“And I will imitate your candour, and ask what the devil you, a common thief, mean by asking a gentleman for his parole?”

“Rash blood, sir—hot, rash blood. I was older than you before I learnt to pick my words. But, without that little one of yours, I much fear that I shall be unable to relieve you of this temporary inconvenience.”

“Why, zounds, Mr. Fern! You are here in force, it seems—a dozen or more blazing cut-throats to keep the cage.”

“Honest fellows and well to be trusted, sir. At the same time you are noted for being a gentleman of daring and resource (I must really make you that acknowledgment), and far be it from me to risk the least of those scenes of violence that my soul abhors.”

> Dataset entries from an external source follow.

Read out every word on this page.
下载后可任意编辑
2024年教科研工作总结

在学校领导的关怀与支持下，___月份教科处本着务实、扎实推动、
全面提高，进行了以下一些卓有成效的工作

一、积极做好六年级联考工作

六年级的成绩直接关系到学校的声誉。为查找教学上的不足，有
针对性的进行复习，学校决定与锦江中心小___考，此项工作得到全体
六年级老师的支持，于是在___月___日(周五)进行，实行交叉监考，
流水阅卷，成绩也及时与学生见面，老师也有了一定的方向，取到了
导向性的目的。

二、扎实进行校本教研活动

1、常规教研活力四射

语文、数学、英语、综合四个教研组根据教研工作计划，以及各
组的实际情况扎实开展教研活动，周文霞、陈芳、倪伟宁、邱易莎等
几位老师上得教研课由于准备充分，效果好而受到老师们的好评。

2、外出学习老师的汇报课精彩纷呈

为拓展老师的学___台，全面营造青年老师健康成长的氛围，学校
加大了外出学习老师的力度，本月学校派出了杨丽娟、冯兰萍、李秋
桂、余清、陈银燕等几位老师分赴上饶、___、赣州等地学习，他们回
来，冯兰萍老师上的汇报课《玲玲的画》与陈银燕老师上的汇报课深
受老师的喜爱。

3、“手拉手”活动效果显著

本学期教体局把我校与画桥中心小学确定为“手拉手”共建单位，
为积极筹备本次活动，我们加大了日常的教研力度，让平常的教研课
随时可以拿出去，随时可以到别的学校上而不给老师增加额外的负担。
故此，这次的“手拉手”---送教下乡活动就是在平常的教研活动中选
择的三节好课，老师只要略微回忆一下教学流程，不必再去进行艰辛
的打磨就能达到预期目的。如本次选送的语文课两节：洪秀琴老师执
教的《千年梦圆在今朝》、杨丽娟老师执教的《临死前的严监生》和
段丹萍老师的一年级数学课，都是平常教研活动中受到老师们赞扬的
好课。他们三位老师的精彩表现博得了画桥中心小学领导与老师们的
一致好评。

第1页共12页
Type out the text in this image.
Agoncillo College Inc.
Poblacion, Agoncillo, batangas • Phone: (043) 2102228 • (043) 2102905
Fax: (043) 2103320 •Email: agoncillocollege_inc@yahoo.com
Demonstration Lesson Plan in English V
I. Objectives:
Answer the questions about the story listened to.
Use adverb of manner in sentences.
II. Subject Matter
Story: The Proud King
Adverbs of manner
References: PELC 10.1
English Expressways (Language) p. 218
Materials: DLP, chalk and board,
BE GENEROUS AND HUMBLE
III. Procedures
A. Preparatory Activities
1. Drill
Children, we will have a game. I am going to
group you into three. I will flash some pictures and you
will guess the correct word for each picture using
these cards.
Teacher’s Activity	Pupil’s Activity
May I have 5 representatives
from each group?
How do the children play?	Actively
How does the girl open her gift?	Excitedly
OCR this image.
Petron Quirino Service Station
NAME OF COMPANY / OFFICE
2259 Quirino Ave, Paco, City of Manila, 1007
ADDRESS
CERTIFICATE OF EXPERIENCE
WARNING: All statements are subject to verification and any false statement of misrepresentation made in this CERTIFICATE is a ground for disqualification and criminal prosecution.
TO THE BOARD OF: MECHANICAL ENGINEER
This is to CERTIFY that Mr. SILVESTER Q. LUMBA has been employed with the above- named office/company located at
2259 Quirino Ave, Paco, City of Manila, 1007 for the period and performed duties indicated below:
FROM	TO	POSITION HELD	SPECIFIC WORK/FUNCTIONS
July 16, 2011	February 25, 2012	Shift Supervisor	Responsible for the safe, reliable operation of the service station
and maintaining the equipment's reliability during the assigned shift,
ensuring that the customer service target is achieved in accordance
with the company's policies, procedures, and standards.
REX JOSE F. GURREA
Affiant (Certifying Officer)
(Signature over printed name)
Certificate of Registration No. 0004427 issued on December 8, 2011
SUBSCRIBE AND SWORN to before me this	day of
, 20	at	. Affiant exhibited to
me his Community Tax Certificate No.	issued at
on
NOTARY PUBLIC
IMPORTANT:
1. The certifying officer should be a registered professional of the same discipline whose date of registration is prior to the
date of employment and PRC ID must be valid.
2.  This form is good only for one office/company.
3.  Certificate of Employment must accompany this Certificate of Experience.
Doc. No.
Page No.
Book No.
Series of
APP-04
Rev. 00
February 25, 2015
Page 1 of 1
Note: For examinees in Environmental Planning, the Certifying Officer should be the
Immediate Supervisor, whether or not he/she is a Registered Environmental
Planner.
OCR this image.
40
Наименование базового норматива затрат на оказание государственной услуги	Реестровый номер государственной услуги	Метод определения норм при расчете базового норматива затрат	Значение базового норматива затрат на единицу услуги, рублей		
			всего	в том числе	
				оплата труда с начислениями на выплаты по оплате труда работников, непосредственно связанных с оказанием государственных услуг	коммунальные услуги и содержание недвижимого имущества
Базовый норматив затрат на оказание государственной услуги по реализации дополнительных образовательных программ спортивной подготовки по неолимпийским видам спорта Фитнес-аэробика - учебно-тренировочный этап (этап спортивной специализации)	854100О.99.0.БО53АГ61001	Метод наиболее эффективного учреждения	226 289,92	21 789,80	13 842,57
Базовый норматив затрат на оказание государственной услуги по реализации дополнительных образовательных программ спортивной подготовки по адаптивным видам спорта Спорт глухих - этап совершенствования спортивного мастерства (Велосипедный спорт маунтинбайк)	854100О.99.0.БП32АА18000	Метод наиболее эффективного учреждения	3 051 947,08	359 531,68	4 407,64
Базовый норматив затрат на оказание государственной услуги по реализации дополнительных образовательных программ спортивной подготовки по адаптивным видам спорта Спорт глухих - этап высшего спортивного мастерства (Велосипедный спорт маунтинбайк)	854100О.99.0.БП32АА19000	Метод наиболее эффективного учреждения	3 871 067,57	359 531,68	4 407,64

“Botany Bay has made you squeamish, it appears. Have you buried the hatchet with which you killed Cutwater?”

Mr. Fern shrugged up his hands deprecatingly.

“It pains me,” he said gently, “to hear a repetition of that old slander at this date.”

“What! you didn’t murder the miserable rogue, and help to string him up afterwards?”

“Such an old slander, sir; and is the age of reason never to be forgiven its youthful peccadilloes?”

“Oh! I cry you mercy, Mr. Fern. If this was a peccadillo, I can understand your abhorring violence.”